How to Search for Parts of Words in ElasticSearch
In Elasticsearch, if you want to search for parts of words within documents, you can typically use several different methods. These techniques primarily leverage Elasticsearch's robust full-text search capabilities and its support for various analyzers. Here are some common methods:
1. Using wildcard Query
The wildcard query allows you to match parts of words using wildcards. For example, if you want to search for words containing the substring 'log' (e.g., 'biology', 'catalog', 'logistic', etc.), you can construct the following query:
json{ "query": { "wildcard": { "content": "*log*" } } }
Here, content is the field name in the document, and *log* matches any word containing 'log'. The asterisk * is a wildcard representing any character sequence.
2. Using ngram Analyzer
To enable more flexible matching of parts of words during search, you can use the ngram analyzer when creating the index. The ngram analyzer splits words into multiple n-grams of specified lengths. For example, the word 'example' is split into ['ex', 'xa', 'am', 'mp', 'pl', 'le'].
Here's an example of creating an index with the ngram analyzer:
jsonPUT /my_index { "settings": { "analysis": { "analyzer": { "my_ngram_analyzer": { "type": "custom", "tokenizer": "standard", "filter": ["lowercase", "my_ngram"] } }, "filter": { "my_ngram": { "type": "nGram", "min_gram": 2, "max_gram": 3 } } } }, "mappings": { "properties": { "content": { "type": "text", "analyzer": "my_ngram_analyzer" } } } }
With this analyzer, matching parts of words during search becomes more straightforward.
3. Using match_phrase Query
Although the match_phrase query is typically used for exact phrase matching, it can be adapted to search for parts of words within text by appropriately adjusting its parameters.
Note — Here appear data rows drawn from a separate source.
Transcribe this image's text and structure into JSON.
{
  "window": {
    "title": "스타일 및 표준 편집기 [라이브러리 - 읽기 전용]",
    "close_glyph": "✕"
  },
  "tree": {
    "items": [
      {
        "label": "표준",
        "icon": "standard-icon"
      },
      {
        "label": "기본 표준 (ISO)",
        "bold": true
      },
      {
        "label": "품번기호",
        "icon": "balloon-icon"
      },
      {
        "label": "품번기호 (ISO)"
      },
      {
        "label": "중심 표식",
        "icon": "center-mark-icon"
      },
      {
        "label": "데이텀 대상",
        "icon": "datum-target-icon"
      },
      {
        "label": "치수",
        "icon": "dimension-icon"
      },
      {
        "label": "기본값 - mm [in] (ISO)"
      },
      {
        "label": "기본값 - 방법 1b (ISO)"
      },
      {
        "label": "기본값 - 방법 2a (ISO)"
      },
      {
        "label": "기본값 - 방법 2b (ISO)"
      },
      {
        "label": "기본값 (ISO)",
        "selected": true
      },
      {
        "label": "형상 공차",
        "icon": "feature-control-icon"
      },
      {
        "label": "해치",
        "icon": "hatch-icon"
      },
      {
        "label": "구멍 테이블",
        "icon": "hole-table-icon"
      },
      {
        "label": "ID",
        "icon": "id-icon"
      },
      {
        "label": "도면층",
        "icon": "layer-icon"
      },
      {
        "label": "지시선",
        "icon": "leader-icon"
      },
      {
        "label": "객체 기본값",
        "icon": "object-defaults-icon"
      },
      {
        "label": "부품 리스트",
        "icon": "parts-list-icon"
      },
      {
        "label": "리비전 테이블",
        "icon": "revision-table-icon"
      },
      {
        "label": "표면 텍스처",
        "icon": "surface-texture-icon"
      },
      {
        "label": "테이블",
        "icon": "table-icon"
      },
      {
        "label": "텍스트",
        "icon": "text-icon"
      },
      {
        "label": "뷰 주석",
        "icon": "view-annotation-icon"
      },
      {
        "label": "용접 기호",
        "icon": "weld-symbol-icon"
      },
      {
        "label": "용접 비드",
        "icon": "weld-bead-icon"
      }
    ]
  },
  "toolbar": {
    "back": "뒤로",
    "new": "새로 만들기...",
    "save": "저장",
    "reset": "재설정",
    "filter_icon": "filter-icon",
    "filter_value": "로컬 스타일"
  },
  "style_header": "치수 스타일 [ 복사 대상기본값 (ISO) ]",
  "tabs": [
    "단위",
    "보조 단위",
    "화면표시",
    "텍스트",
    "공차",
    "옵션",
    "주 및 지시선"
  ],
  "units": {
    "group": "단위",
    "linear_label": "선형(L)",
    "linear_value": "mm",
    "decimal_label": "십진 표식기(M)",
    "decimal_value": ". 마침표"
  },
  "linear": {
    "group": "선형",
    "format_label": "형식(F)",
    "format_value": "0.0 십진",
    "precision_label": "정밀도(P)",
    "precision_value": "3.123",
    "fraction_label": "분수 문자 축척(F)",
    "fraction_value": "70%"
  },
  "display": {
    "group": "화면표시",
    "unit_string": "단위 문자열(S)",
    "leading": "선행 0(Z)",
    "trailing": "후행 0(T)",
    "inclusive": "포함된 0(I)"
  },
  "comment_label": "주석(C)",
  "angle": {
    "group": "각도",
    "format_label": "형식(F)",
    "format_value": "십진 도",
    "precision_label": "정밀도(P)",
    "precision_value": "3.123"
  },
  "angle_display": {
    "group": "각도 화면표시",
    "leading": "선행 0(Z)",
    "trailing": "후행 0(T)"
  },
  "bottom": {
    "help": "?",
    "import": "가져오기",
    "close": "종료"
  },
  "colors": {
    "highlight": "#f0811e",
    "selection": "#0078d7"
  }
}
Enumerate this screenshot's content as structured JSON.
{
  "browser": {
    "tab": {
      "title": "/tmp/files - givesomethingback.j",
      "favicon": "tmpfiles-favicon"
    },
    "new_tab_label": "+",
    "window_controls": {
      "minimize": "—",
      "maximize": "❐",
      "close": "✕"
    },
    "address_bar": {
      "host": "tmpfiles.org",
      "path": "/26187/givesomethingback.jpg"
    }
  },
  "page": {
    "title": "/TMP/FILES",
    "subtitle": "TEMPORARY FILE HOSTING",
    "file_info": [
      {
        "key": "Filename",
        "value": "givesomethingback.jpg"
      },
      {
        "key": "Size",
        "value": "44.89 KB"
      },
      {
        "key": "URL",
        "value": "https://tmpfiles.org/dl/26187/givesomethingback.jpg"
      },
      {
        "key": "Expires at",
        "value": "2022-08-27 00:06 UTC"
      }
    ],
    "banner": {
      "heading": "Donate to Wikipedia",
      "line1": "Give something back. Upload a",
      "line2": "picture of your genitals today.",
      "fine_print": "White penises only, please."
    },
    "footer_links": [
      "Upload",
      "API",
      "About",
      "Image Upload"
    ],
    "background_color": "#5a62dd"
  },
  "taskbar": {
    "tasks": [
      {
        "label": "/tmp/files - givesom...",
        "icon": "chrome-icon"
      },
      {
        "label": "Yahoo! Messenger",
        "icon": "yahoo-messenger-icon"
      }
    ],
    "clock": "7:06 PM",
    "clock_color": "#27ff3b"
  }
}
This often involves combining it with the ngram analyzer or other tokenization approaches.
json{ "query": { "match_phrase": { "content": { "query": "part_of_word", "slop": 2 } } } }
These are just a few common methods; in practice, you can choose the appropriate method based on specific requirements and data characteristics. When using these query techniques, consider performance and index maintenance, and proper configuration and optimization are crucial in production environments.